Government’s statistics office last week projected 9.2 per cent GDP growth for FY22, well below 9.5 per cent forecast by the International Monetary Fund as well as the Reserve Bank of India, even as the size of the Indian economy is expected to surpass the pre-pandemic level after recovering from a historic contraction in the preceding year.

Economists believe the official GDP data has overlooked the imminent impact of the third wave on growth momentum. With the escalating Covid-19 caseload, many states have imposed night and weekend curfews to curb the spread of the third wave, adversely impacting mobility and contact sensitive services.

India Ratings last week estimated that GDP growth in the March quarter would now stand at 5.7 per cent, 40 bps lower than the agency’s earlier estimate of 6.1 per cent.
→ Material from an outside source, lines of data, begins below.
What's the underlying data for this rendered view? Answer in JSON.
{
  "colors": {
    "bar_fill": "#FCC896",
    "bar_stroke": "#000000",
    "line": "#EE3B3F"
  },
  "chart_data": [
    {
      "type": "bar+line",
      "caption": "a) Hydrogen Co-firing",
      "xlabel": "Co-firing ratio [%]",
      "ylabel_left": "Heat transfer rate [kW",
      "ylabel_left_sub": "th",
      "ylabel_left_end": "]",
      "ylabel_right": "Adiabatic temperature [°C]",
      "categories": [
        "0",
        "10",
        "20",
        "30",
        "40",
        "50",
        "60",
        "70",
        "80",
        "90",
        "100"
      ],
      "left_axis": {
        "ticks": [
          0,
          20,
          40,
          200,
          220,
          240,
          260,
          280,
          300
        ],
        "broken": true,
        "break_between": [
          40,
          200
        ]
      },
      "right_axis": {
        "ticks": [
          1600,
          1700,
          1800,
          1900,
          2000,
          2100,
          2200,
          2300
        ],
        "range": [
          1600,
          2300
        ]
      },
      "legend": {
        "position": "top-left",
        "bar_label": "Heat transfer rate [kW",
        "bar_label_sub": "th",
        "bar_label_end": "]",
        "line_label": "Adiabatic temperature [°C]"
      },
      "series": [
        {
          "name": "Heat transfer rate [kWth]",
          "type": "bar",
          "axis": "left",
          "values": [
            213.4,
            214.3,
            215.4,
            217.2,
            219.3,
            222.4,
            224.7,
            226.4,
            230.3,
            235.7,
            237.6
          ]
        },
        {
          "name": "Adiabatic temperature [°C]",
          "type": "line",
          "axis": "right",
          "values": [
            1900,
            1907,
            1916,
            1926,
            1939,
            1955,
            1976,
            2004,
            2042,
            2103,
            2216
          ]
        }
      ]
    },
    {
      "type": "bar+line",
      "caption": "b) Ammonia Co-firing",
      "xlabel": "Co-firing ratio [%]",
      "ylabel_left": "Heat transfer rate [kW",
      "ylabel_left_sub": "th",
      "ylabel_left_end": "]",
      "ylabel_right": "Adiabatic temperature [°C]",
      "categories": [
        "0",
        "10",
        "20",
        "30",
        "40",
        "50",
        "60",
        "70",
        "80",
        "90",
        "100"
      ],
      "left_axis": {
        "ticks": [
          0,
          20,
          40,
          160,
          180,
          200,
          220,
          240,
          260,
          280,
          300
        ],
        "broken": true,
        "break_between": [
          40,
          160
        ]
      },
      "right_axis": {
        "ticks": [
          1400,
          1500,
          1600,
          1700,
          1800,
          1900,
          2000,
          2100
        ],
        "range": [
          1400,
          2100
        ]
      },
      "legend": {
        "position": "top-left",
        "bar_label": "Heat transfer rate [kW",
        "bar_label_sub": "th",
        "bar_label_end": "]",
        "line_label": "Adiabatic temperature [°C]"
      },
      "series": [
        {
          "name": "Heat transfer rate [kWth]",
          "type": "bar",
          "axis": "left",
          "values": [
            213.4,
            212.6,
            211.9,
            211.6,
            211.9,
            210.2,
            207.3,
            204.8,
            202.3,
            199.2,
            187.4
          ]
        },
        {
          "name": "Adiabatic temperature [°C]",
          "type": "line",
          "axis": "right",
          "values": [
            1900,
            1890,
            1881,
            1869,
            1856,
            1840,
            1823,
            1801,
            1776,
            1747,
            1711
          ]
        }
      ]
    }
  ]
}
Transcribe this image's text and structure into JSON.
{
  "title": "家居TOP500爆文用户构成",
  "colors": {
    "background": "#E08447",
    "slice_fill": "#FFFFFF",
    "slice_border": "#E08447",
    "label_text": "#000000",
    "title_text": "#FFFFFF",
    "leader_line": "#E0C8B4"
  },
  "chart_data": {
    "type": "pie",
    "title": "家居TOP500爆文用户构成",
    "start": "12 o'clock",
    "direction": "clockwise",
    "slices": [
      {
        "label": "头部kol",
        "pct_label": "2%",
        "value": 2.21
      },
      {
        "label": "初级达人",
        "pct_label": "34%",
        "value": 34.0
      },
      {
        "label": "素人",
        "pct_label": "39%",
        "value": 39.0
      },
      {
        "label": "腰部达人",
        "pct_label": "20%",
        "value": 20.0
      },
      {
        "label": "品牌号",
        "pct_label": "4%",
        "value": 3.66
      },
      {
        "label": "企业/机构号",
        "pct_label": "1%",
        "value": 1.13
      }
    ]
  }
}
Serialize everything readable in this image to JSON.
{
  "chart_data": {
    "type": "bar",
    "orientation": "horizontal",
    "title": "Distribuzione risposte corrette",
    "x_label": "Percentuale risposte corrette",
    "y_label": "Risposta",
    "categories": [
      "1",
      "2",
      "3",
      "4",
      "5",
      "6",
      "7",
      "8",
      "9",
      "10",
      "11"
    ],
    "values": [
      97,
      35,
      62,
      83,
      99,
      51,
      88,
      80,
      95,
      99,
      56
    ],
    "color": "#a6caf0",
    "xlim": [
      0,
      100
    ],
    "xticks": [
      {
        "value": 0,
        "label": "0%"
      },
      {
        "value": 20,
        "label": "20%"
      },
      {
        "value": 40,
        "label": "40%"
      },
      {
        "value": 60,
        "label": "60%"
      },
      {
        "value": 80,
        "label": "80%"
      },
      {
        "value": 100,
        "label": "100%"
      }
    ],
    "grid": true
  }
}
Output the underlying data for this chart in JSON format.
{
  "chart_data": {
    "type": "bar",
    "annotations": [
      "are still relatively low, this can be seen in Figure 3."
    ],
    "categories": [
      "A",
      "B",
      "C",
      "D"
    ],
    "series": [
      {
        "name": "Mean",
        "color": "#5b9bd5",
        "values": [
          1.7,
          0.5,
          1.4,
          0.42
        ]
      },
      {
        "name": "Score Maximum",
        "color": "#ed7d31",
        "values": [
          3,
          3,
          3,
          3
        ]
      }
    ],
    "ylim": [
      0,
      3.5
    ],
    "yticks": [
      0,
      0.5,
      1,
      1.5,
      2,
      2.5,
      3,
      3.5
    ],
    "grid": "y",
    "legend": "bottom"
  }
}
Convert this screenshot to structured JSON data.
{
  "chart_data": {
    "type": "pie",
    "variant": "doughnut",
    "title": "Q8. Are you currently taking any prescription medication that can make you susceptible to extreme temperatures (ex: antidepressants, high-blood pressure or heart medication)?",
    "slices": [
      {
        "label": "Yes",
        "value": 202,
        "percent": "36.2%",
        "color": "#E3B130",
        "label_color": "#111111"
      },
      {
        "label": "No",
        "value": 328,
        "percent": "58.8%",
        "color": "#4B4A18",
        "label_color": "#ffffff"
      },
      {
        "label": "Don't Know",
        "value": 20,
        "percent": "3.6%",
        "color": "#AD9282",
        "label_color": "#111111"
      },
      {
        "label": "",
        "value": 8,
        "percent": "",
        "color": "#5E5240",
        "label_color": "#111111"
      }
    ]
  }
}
For the entire FY22, the rating agency expects GDP growth to be 9.3 per cent, 10 basis points lower than its earlier estimate.

Chakraborty said although daily Covid cases were crossing 150,000 already, there were reasons to be hopeful of a less-disruptive Covid wave. “These include lower hospitalisation rates (currently seen in cities like Mumbai and experience from South Africa), shorter Covid wave cycle period (40 days of trough-to-peak of daily cases in SA, compared to 90-100 days in previous waves), higher vaccination coverage (70 per cent second dose for adults in India), and weakening link between Covid and activity,” he said.

While Google mobility has started to decline, the impact of Omicron on overall activity could take a couple of weeks to reflect in the data, Chakraborty said.

“There are reasons to be hopeful of a relatively less-disruptive Covid wave in terms of overall activity. This, along with support from government spending, could cushion the fall in activity momentum in Q4 FY22E,” he said.